El otro día me enamoré. Justo iba a entrar a casa cuando vi a Hipólito, un yayo supercarroza estelar de colores, en completo pijama, echando la basura. Tendrá sus 90 años. Por supuesto, no se le entiende nada; a mí tampoco, así que compartimos una interesante charla visual en el ascensor llena de amor. No llegamos a consumar, pero los previos fueron de primera, oiga.
Qué zapatillas de madera marrones, qué pijama superliso azul, que ojos caídos… El superabuelo, justo antes de entrar en el ascensor conmigo –era la segunda vez en 8 meses que nos veíamos las caras-, miró el correo, porque «lo he dejado todo el día sin mirar», y de él sacó su papeleta electoral, aunque a estas alturas de la vida no parecía importarle lo más mínimo aquel cutre papel con ángulos muy cortos lleno de promesas y sueños.
Hipólito rechazó el gran contrato de la Pirámide de Maslow hace años cuando era joven. Él no quería líos, era feliz, y lo que para muchos fue rechazar el gran TransJalón de su vida, para él fue un gran acierto. No todos los días la Pirámide de Maslow con sus capas divididas en necesidades te llama a la puerta.
Hipólito no luchó en la Guerra Civil ni en la revolución francesa. Es uno de esos yayitos felices que abundan por la ciudad y la periferia. Él va a su bola, es lo único que dice a la gente que le ve (por si acaso se te ocurre entrevistarle, te dirá que va a su bola, que no quiere líos).
Hipólito tiene unos grandes valores: nunca compartirá su comida cuando va a un restaurante con su pareja/amigo –se acabó eso de pedir 4 platos entre los dos, «y luego ya probamos un poco de todos»-. Su última gran cruzada es acabar con esos programas radiales que se llaman Happy Hour, le parece un sudor tan incómodo…
Hipólito podría ser presidente de gobierno, pero él prefiere escuchar todo el día el Thriller de Michael Jackson. Se emociona con un buen chorizo superfuerte de Gredos y Zamora, le canta una saeta – de su etapa de la mili en la Malagueta – a un buen bistec bien sazonado.
Tampoco ve El Hormiguero, pero limpia muy bien la paellera y llama Keli a su casa.

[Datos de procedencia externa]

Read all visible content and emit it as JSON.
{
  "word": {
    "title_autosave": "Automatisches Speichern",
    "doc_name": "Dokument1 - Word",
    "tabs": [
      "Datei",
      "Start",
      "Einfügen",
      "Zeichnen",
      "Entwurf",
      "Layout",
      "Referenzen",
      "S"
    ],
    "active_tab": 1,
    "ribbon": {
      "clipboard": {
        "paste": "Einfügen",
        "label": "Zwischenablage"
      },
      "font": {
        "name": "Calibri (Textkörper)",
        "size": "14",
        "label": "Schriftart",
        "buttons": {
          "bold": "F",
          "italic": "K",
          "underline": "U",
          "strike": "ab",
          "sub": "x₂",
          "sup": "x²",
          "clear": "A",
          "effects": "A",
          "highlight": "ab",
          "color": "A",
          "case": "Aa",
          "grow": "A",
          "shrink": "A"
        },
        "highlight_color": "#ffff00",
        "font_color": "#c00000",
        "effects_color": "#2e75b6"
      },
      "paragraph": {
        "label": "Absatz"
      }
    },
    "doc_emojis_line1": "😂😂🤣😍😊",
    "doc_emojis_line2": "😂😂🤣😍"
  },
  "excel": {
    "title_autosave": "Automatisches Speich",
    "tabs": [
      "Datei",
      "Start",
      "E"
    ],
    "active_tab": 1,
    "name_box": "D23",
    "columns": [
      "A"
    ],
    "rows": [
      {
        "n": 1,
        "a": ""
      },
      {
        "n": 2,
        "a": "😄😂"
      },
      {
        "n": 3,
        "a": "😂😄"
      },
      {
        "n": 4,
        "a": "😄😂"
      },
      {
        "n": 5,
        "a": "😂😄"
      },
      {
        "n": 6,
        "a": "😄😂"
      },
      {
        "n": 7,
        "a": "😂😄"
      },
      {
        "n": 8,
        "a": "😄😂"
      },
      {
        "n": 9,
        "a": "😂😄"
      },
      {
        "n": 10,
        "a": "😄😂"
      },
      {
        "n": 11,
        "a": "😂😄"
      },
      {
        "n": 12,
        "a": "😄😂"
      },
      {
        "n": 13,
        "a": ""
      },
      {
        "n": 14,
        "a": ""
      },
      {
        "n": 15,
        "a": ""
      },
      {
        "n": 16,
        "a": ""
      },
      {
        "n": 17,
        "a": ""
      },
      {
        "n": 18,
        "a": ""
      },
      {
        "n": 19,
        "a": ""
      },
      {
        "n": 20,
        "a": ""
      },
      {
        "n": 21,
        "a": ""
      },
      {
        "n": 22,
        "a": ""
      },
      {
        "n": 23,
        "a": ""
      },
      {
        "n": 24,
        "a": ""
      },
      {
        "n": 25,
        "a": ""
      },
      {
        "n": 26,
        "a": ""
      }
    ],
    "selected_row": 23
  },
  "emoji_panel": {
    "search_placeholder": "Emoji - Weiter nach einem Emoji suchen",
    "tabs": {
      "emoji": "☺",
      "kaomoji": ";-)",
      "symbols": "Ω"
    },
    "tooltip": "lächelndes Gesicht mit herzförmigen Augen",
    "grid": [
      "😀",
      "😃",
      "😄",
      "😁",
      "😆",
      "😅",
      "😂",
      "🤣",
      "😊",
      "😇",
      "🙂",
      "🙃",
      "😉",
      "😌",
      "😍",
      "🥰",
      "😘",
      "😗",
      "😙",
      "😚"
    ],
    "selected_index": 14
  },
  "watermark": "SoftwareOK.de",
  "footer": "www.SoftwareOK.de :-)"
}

La keli, el jari, la keli. No puede con las gracias simples de Florentino Fernández y siempre que hay un bordillo al lado de una fuente lo sube haciendo como que baila, como cuando era niño.
Hipólito es un crack de la vida. Cuando trabajaba en la oficina -fue el último cartero de la provincia de Segovia-, se llevaba una buena pieza de ternera. Hipo tiene millones de estampas en su casa de todos los Papas y de santos, también pósteres de Cindy Crawford y de la verruga de la modelo.
Sus geranios son siempre los mejores. Tiene un ecosistema con linces ibéricos y jaguares de las nieves, les echa heroína para que crezcan mejor.
Está en contra de las morales de chichinabo y se baña una vez a la semana con chocolate con churros de burra. Le gustaría prohibir el hecho de que un recreo, según directivos de colegios y fundaciones des-educativas tenga que ser un recreo creativo proactivo. Cuando vayas a su casa, límpiale los lagrimones de la lámpara.
Últimamente dice que la ensalada es el nuevo punto limpio. Sus mejores amigos: Cañita Runner y Freelance Armstrong, con los que pasea con rosario en mano o muñón.
La mejor serie sin duda era Los Fruitis. Romperá en el karaoke, por el que alguna vez se pasa (el libro gordo pegajoso le da la vida de las canciones).
Su nuevo proyecto es montar una tienda de tatuajes con boli Bic para futbolistas y él siempre te dirá que en un sofá te encuentras antes que en Vietnam.
Por supuesto, como los pescadores, él nunca disfrutó de un juernes, y tampoco conoce la palabra premium.
Afirma con rictus serio que el próximo sorteo de la Lotería será en Shangai, que la próxima feria del Libro de Huelva será en Lima, que la próxima Oktober First de Huesca será en Sao Paulo, y que los próximos Pilares serán en Tokio. Que la próxima batalla del viva el vino de La Rioja será en la Cochabamba.
Su mejor amigo es un peluquero especialista en crear crestas de la Ola y la semana que viene hemos comprado dos billetes para fugarnos a Punta Cana sin decir adéu.